Тайна смерти Петра Первого: Последняя правда царя
Шрифт:
— Нет.
— Отчего?
— Когда туманы, жить тяжко, гнетет…
— Вы правы. Поэтому англичане так любят путешествия и земли, расположенные много южнее Азова.
— А я северянин, жару не люблю, меня всегда влечет в светлые ночи…
— Не понял…
— На севере весною солнце почти не заходит, небо молочное, а сосны стоят красные, тишь, только гуси кричат на пролете.
— Слагаете стихи?
— Песни люблю… Как угадали?
"Угадал, — снова горестно подумал Дефо. — Если бы я мог угадать всё, я бы сравнялся с Шекспиром. Я всё о тебе прочел, юноша, я перестал угадывать, я забыл про это, я сочиняю, и, когда сочинение попадает в правду, происходит чудо".
Дефо налил Епифанову эля:
— Здоровье русского гиганта
— Дай бог! — ответил Епифанов.
Выпили до конца; снова закусили соленым сыром.

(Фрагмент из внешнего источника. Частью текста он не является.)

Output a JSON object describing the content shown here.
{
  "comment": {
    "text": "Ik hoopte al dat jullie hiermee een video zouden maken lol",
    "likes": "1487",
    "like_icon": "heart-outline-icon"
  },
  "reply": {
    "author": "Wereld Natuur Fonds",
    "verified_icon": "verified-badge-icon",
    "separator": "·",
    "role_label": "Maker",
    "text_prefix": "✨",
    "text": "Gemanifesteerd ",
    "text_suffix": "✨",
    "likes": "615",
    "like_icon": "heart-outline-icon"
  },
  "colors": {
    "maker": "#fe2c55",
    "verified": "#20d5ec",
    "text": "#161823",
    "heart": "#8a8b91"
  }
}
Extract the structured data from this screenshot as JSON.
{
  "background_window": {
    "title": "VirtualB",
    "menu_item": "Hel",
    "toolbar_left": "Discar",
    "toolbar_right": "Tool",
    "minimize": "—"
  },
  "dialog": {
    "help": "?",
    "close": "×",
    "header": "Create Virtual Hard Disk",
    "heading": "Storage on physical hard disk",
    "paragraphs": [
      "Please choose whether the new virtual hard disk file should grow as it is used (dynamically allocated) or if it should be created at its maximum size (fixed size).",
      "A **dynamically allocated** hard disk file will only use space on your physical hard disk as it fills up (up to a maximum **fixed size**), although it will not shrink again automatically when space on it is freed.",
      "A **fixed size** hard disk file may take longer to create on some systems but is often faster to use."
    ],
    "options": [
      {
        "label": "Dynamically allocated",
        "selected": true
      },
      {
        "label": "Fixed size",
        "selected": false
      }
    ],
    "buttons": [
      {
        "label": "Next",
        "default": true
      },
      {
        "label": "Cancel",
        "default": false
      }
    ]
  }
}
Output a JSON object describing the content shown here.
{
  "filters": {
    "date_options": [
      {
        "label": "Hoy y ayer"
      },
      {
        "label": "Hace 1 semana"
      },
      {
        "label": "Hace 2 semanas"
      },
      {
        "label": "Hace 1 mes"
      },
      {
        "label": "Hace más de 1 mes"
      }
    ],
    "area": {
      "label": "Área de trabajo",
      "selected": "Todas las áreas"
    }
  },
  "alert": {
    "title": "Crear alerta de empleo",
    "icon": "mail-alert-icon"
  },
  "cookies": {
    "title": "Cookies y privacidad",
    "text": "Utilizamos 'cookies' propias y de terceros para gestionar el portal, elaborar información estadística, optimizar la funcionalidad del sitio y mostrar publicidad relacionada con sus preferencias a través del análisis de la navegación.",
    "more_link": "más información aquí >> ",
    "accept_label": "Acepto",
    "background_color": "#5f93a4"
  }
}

— Очень завидуют ему? — спросил Дефо.
— Кто?
— Соратники…
— А ему равных нет.
— Так ведь завидуют именно те, кто ниже.
Дефо имел основание говорить так: он не мог забыть того дня, когда его коллега Гилдон опубликовал подметную брошюру против "Робинзона", обвиняя Дефо в вымысле и лжи; он полагал, что этим "откровением" убьет успех романа, объявленного документальным. Прочитав памфлет, Дефо съежился, несколько дней не выходил из дома, полагая, что издатель расторгнет с ним договор. Однако народ любит то, во что поверил; автора можно заточить в Тауэр, убить, но персонаж — если он вошел в дома людей — вечен. "Робинзон" стал книгой-скандалом — лучшая реклама, гарант популярности; издания шли нарасхват.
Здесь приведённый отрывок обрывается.